Famous TIME photographer exhibits work in Prague

On Thursday, an exhibition of photographs by Anthony Suau opened in Prague's Old Town Hall. Called "Beyond the Fall" it presents photographs Mr. Suau took between 1989 and 1999 in the former Eastern bloc, to show the transition countries in the region have undergone since the fall of the Berlin Wall, Alena Skodova reports.

The exhibition arrived in Prague from Brussels, where it was on display at the European Parliament. But art lovers in most cities in western Europe have already been given the opportunity to see it as well.

Mr. Suau now lives in Paris and works for TIME magazine. So what brought him to Eastern Europe in the first place?
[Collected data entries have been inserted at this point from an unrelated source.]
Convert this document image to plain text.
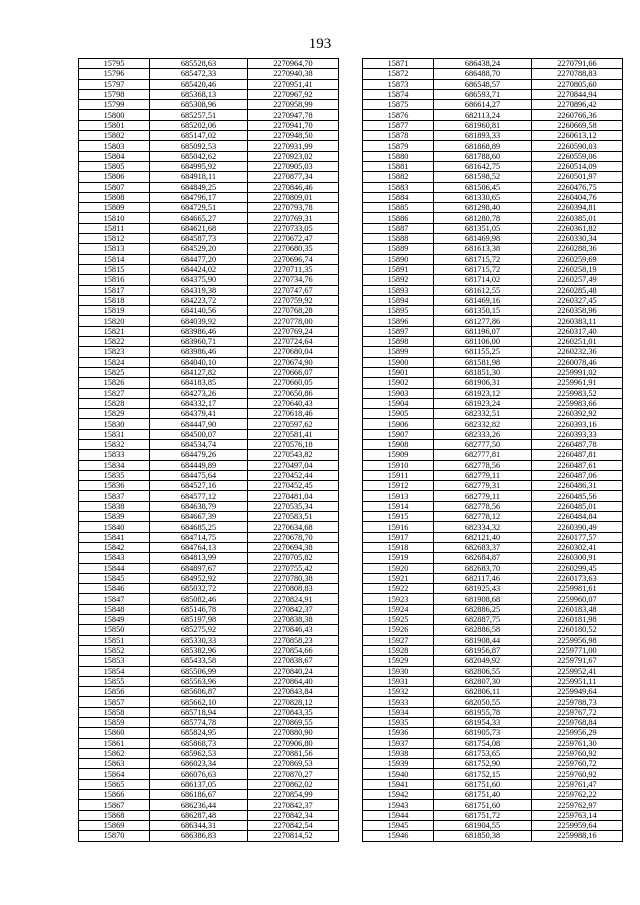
193
15795	685528,63	2270964,70
15796	685472,33	2270940,38
15797	685420,46	2270951,41
15798	685368,13	2270967,92
15799	685308,96	2270958,99
15800	685257,51	2270947,78
15801	685202,06	2270941,70
15802	685147,02	2270948,50
15803	685092,53	2270931,99
15804	685042,62	2270923,02
15805	684995,92	2270905,03
15806	684918,11	2270877,34
15807	684849,25	2270846,46
15808	684796,17	2270809,01
15809	684729,51	2270793,78
15810	684665,27	2270769,31
15811	684621,68	2270733,05
15812	684587,73	2270672,47
15813	684529,20	2270680,35
15814	684477,20	2270696,74
15815	684424,02	2270711,35
15816	684375,90	2270734,76
15817	684319,38	2270747,67
15818	684223,72	2270759,92
15819	684140,56	2270768,28
15820	684039,92	2270778,00
15821	683986,46	2270769,24
15822	683960,71	2270724,64
15823	683986,46	2270680,04
15824	684040,10	2270674,90
15825	684127,82	2270666,07
15826	684183,85	2270660,05
15827	684273,26	2270650,86
15828	684332,17	2270640,43
15829	684379,41	2270618,46
15830	684447,90	2270597,62
15831	684500,07	2270581,41
15832	684534,74	2270576,18
15833	684479,26	2270543,82
15834	684449,89	2270497,04
15835	684475,64	2270452,44
15836	684527,16	2270452,45
15837	684577,12	2270481,04
15838	684638,79	2270535,34
15839	684667,39	2270583,51
15840	684685,25	2270634,68
15841	684714,75	2270678,70
15842	684764,13	2270694,38
15843	684813,99	2270705,82
15844	684897,67	2270755,42
15845	684952,92	2270780,38
15846	685032,72	2270808,83
15847	685082,46	2270824,91
15848	685146,78	2270842,37
15849	685197,98	2270838,38
15850	685275,92	2270846,43
15851	685330,33	2270858,23
15852	685382,96	2270854,66
15853	685433,58	2270838,67
15854	685506,99	2270840,24
15855	685563,96	2270864,40
15856	685606,87	2270843,84
15857	685662,10	2270828,12
15858	685718,94	2270843,35
15859	685774,78	2270869,55
15860	685824,95	2270880,90
15861	685868,73	2270906,80
15862	685962,53	2270881,56
15863	686023,34	2270869,53
15864	686076,63	2270870,27
15865	686137,05	2270862,02
15866	686186,67	2270854,99
15867	686236,44	2270842,37
15868	686287,48	2270842,34
15869	686344,31	2270842,54
15870	686386,83	2270814,52
15871	686438,24	2270791,66
15872	686488,70	2270788,83
15873	686548,57	2270805,60
15874	686593,71	2270844,94
15875	686614,27	2270896,42
15876	682113,24	2260766,36
15877	681960,81	2260669,58
15878	681893,33	2260613,12
15879	681868,89	2260590,03
15880	681788,60	2260559,06
15881	681642,75	2260514,09
15882	681598,52	2260501,97
15883	681506,45	2260476,75
15884	681330,65	2260404,76
15885	681298,40	2260394,81
15886	681280,78	2260385,01
15887	681351,05	2260361,82
15888	681469,98	2260330,34
15889	681613,38	2260288,36
15890	681715,72	2260259,69
15891	681715,72	2260258,19
15892	681714,02	2260257,49
15893	681612,55	2260285,48
15894	681469,16	2260327,45
15895	681350,15	2260358,96
15896	681277,86	2260383,11
15897	681196,07	2260317,40
15898	681106,00	2260251,01
15899	681155,25	2260232,36
15900	681581,98	2260078,46
15901	681851,30	2259991,02
15902	681906,31	2259961,91
15903	681923,12	2259983,52
15904	681923,24	2259983,66
15905	682332,51	2260392,92
15906	682332,82	2260393,16
15907	682333,26	2260393,33
15908	682777,50	2260487,78
15909	682777,81	2260487,81
15910	682778,56	2260487,61
15911	682779,11	2260487,06
15912	682779,31	2260486,31
15913	682779,11	2260485,56
15914	682778,56	2260485,01
15915	682778,12	2260484,84
15916	682334,32	2260390,49
15917	682121,40	2260177,57
15918	682683,37	2260302,41
15919	682684,87	2260300,91
15920	682683,70	2260299,45
15921	682117,46	2260173,63
15922	681925,43	2259981,61
15923	681908,68	2259960,07
15924	682886,25	2260183,48
15925	682887,75	2260181,98
15926	682886,58	2260180,52
15927	681908,44	2259956,98
15928	681956,87	2259771,00
15929	682049,92	2259791,67
15930	682806,55	2259952,41
15931	682807,30	2259951,11
15932	682806,11	2259949,64
15933	682050,55	2259788,73
15934	681955,78	2259767,72
15935	681954,33	2259768,84
15936	681905,73	2259956,29
15937	681754,08	2259761,30
15938	681753,65	2259760,92
15939	681752,90	2259760,72
15940	681752,15	2259760,92
15941	681751,60	2259761,47
15942	681751,40	2259762,22
15943	681751,60	2259762,97
15944	681751,72	2259763,14
15945	681904,55	2259959,64
15946	681850,38	2259988,16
"Well, I was born in the U.S. in the mid-50s, and at that time, cold war was at a tithe and for 30 years the Eastern section of the world was off limits to me, I had very little information from there and what I was getting was that it was behind a so-called "Iron Curtain", that it was an evil empire and so on. This naturally drew a big amount of curiosity about what existed behind this wall. When the Berlin wall fall in 1989, I was working as a photographer for various magazines, and shortly I had a contract with TIME magazine, who provided me with visas and airplane tickets to see what was behind this wall. So I took the opportunity initially to see, to try to understand what was the reality and what was the fiction, what was the propaganda and what was the truth."
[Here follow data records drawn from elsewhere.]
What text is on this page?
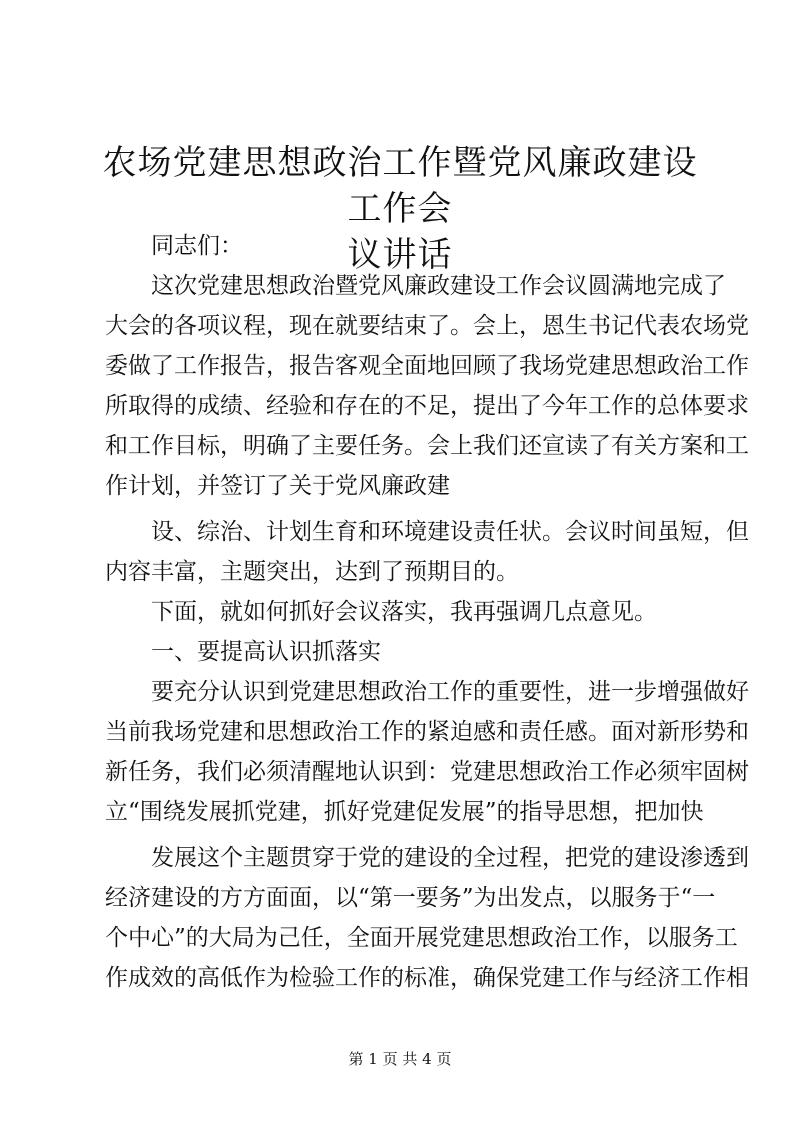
农场党建思想政治工作暨党风廉政建设工作会
议讲话
　　同志们：
　　这次党建思想政治暨党风廉政建设工作会议圆满地完成了
大会的各项议程，现在就要结束了。会上，恩生书记代表农场党
委做了工作报告，报告客观全面地回顾了我场党建思想政治工作
所取得的成绩、经验和存在的不足，提出了今年工作的总体要求
和工作目标，明确了主要任务。会上我们还宣读了有关方案和工
作计划，并签订了关于党风廉政建
　　设、综治、计划生育和环境建设责任状。会议时间虽短，但
内容丰富，主题突出，达到了预期目的。
　　下面，就如何抓好会议落实，我再强调几点意见。
　　一、要提高认识抓落实
　　要充分认识到党建思想政治工作的重要性，进一步增强做好
当前我场党建和思想政治工作的紧迫感和责任感。面对新形势和
新任务，我们必须清醒地认识到：党建思想政治工作必须牢固树
立“围绕发展抓党建，抓好党建促发展”的指导思想，把加快
　　发展这个主题贯穿于党的建设的全过程，把党的建设渗透到
经济建设的方方面面，以“第一要务”为出发点，以服务于“一
个中心”的大局为己任，全面开展党建思想政治工作，以服务工
作成效的高低作为检验工作的标准，确保党建工作与经济工作相
第 1 页 共 4 页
Some of the photographs portray the tragedies the region has experienced whilst paying for their new-found freedom, including the bitter conflicts in Chechnya and the Balkans. The exhibition features two photographs taken in the Czech Republic in 1997, which Mr. Suau said were more human than the others on display. So what were his impressions when he came to the Czech Republic?
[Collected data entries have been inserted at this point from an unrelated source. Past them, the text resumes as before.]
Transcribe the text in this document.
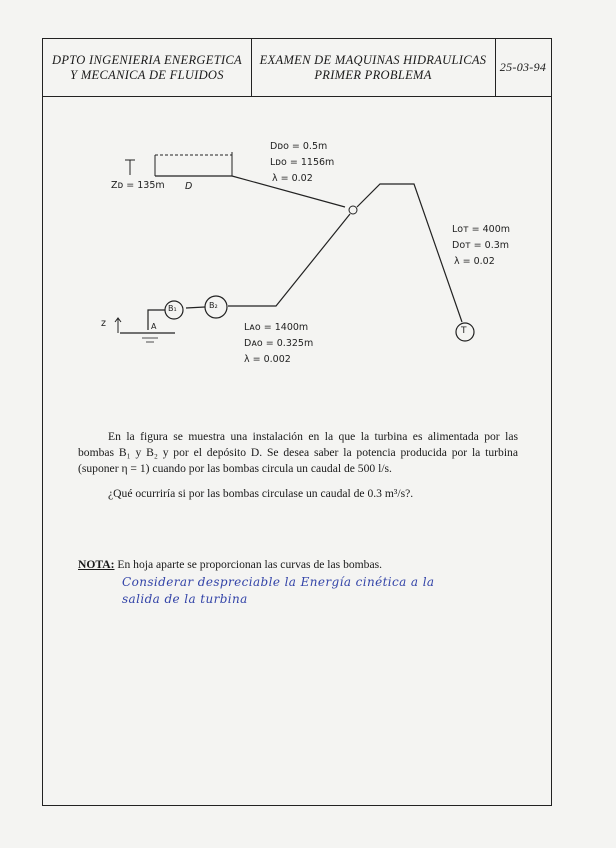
DPTO INGENIERIA ENERGETICA
Y MECANICA DE FLUIDOS
EXAMEN DE MAQUINAS HIDRAULICAS
PRIMER PROBLEMA
25-03-94
Zᴅ = 135m D
Dᴅᴏ = 0.5m
Lᴅᴏ = 1156m
λ = 0.02
Lᴏᴛ = 400m
Dᴏᴛ = 0.3m
λ = 0.02
T
B₁	B₂
z	A	Lᴀᴏ = 1400m
Dᴀᴏ = 0.325m
λ = 0.002
En la figura se muestra una instalación en la que la turbina es alimentada por las bombas B₁ y B₂ y por el depósito D. Se desea saber la potencia producida por la turbina (suponer η = 1) cuando por las bombas circula un caudal de 500 l/s.
¿Qué ocurriría si por las bombas circulase un caudal de 0.3 m³/s?.
NOTA: En hoja aparte se proporcionan las curvas de las bombas.
Considerar despreciable la Energía cinética a la
salida de la turbina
"The Czech Republic is one of the first countries now being considered for the European community as well as Poland and Hungary, it's one of the most advanced countries in the East. It still suffers from certain problems, police corruption, certain aspects of the economy, the Northern regions of the Czech Republic - as all the industrial zones in the East - are in a very bad condition, and possibly in a worse condition than they were in the Soviet times, but there are also regions - such as Southern regions near the Austrian and Slovak border, which are extremely prosperous. There's no separation between Paris and Prague in many respects, except for its past history, and it's sometimes said that the old Prague go but that's life, that's how things go and I think people are happier now than they were then."